A cidade de cerca de 40 mil habitantes possui ruas de terra batida, que geram um pó excessivo mesmo com o baixo movimento de veículos; modestas edificações sem reboco; e praças de ode àqueles trens do passado, que mostram que o futuro ainda não chegou por aqui.
“Claro que ouvimos falar do lítio, mas ainda não é algo que mude nossas vidas. Por aqui, ainda continuamos a depender dos estrangeiros que vêm visitar as belezas desse lugar ou da agricultura e da pequena pecuária”, conta Oscar Ramirez, guia de turismo.

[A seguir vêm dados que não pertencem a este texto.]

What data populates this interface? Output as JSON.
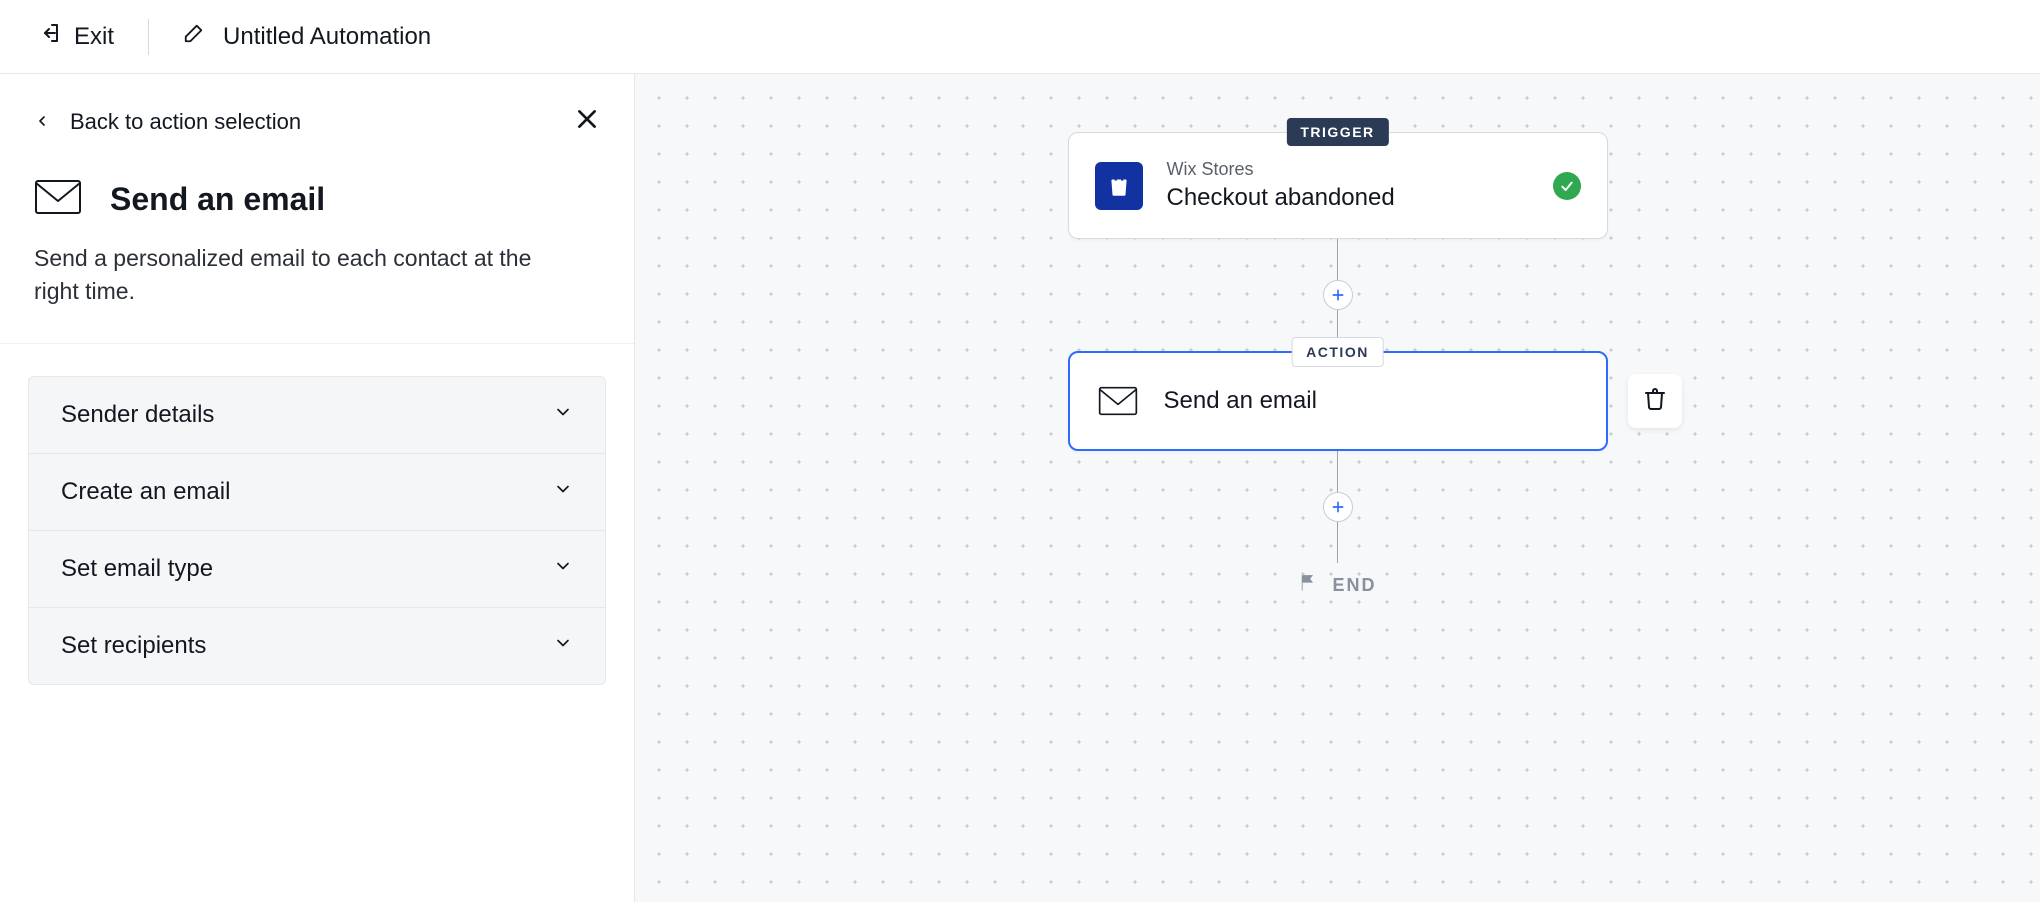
{
  "topbar": {
    "exit_label": "Exit",
    "title": "Untitled Automation"
  },
  "panel": {
    "back_label": "Back to action selection",
    "title": "Send an email",
    "description": "Send a personalized email to each contact at the right time.",
    "accordion": [
      {
        "label": "Sender details"
      },
      {
        "label": "Create an email"
      },
      {
        "label": "Set email type"
      },
      {
        "label": "Set recipients"
      }
    ]
  },
  "flow": {
    "trigger_badge": "TRIGGER",
    "action_badge": "ACTION",
    "trigger": {
      "app": "Wix Stores",
      "title": "Checkout abandoned"
    },
    "action": {
      "title": "Send an email"
    },
    "end_label": "END"
  }
}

A riqueza do solo faz a contradição entre o presente e o futuro pretérito ser gritante. O departamento de Potosí, onde um milhão de bolivianos vivem, é um dos mais pobres da Bolívia. Por aqui, cerca da metade da população não tem acesso a água encanada e 60% dos habitantes vivem em situação de pobreza, de acordo com dados do Instituto Nacional de Estatística da Bolívia.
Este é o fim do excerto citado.